Reputation: 47
I have a nested JSON file, I flattened it and got a list back which looks like this;
[{patient_0_order: 1234,
patient_0_id: a1,
patient_0_time: 01/01/2016,
patient_0_desc: xyz,
patient_1_order: 2313,
patient_1_id: b1,
patient_1_time: 02/01/2016,
patient_1_desc: def,
patient_2_order: 9876,
patient_2_id: c1,
patient_2_time: 03/01/2016,
patient_2_desc: ghi,
patient_3_order: 0075,
patient_3_id: d1,
patient_3_time: 04/01/2016,
patient_3_desc: klm,
patient_4_order: 6268,
patient_4_id: e1,
patient_4_time: 05/01/2016,
patient_4_desc: pqr}`]
Now I want to convert the list into a data frame such that each row takes one patient like below.
patient_order patient_id patient_time patient_desc
0 1234 a1 01/01/2016 xyz
1 2313 b1 02/01/2016 def
2 9876 c1 03/01/2016 ghi
3 0075 d1 04/01/2016 klm
4 6268 e1 05/01/2016 pqr
I tried using pandas.DataFrame(list)
and it gave me a dataframe with 1 row * 20 columns table which is not I want.
Any help and suggestions would be greatly appreciated.
Upvotes: 0
Views: 355
Reputation: 5958
'Here's how you can convert the json object (dictionary):
old_dict = json.loads('YOUR JSON STRING')[0]
col_names = ['order', 'id', 'time', 'desc']
# Reorganize the dictionary.
new_dict = {col: {k: v for k, v in old_dict.iteritems() if col in k} for col in col_names}
df = pd.DataFrame(new_dict)
should return what you want.
Upvotes: 1
Reputation: 496
Here we go, this works.
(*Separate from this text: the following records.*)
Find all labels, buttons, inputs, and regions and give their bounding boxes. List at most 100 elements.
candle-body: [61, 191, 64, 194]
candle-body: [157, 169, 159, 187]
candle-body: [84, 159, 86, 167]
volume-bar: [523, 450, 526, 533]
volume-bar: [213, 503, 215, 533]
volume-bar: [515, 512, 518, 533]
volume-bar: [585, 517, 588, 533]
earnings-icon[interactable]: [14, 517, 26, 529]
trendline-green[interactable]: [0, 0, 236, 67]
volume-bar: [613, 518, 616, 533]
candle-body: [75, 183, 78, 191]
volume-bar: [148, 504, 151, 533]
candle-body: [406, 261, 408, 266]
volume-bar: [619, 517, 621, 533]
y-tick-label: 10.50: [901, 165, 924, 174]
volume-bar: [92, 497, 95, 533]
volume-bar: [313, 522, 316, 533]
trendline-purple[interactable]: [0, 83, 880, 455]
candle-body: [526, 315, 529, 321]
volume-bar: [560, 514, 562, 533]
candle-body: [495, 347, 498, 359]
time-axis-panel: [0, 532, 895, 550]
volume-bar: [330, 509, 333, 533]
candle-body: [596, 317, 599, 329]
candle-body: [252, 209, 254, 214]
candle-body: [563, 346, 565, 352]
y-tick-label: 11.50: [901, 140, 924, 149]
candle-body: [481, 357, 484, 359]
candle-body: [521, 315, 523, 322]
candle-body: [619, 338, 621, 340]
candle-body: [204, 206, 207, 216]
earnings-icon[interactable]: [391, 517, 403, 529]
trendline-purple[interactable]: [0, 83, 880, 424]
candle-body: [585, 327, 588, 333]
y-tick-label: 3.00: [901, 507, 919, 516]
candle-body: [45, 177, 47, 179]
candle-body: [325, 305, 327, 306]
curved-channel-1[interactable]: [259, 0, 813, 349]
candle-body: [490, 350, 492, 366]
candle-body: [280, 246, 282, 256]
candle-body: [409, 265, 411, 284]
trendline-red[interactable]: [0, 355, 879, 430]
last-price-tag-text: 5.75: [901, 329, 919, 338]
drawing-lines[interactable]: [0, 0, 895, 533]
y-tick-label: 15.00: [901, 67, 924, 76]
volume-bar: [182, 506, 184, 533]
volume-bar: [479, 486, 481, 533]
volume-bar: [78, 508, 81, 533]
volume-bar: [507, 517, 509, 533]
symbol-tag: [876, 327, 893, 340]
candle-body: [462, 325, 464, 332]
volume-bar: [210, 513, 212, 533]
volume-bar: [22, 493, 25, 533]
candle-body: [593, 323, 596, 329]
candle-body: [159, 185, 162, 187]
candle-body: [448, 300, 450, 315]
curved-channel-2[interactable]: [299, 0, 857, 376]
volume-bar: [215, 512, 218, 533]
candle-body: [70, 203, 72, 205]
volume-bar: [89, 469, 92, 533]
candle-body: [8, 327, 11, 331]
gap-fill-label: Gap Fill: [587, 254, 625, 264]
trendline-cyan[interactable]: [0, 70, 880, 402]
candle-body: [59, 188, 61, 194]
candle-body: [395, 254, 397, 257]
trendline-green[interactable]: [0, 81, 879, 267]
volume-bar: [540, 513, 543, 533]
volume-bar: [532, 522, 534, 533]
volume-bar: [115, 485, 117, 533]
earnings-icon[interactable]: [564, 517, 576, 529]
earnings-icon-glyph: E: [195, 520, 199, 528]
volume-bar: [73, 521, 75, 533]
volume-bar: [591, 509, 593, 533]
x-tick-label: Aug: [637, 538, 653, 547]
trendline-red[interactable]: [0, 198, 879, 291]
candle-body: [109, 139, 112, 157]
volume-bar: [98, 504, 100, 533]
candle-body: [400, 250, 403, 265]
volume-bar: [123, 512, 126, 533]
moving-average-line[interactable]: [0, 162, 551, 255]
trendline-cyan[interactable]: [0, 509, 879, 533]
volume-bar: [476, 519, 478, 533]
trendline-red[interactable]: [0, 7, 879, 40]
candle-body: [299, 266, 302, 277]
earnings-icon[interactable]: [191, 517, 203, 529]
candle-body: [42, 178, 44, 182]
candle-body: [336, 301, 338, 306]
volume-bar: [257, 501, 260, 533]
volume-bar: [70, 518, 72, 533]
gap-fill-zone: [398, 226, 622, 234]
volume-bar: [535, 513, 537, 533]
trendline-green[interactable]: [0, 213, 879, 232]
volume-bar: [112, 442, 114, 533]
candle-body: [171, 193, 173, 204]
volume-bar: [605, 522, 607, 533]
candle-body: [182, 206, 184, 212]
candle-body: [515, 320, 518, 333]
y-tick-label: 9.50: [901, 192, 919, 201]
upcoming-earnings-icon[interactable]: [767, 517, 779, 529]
Probably not the prettiest it could be, but it works and I'll probably come back to clean this later.
original = [{"patient_0_order": 1234, "patient_0_id": 123, "patient_1_id": 12, "patient_1_order": 1255}]
original = original[0]
elems = []
current_patient = 0
current_d = {}
total_elems = len(original.keys())
for index, i in enumerate(sorted(original.keys(), key=lambda x: int(x.split("_")[1]))):
key_details = i.split("_")
# This will be used in the dataframe as a column name
key_name = key_details[2]
# The number specific to this patient
patient_num = int(key_details[1])
# Checking if we're still on the same patient
if patient_num == current_patient:
current_d[key_name] = original[i]
# Checks if this is the last element
if index == total_elems-1:
elems.append(current_d)
# Checks if we've moved on to the next patient and moves on accordingly
if patient_num != current_patient:
elems.append(current_d)
# Starting off the new dictionary for this patient with the current key
current_d = {key_name: original[i]}
current_patient = patient_num
df = pd.DataFrame(elems)
And feel free to modify the key_name
method to adjust how you want the columns to be named! Adding a 'patient_'
to it will get what you have in the question.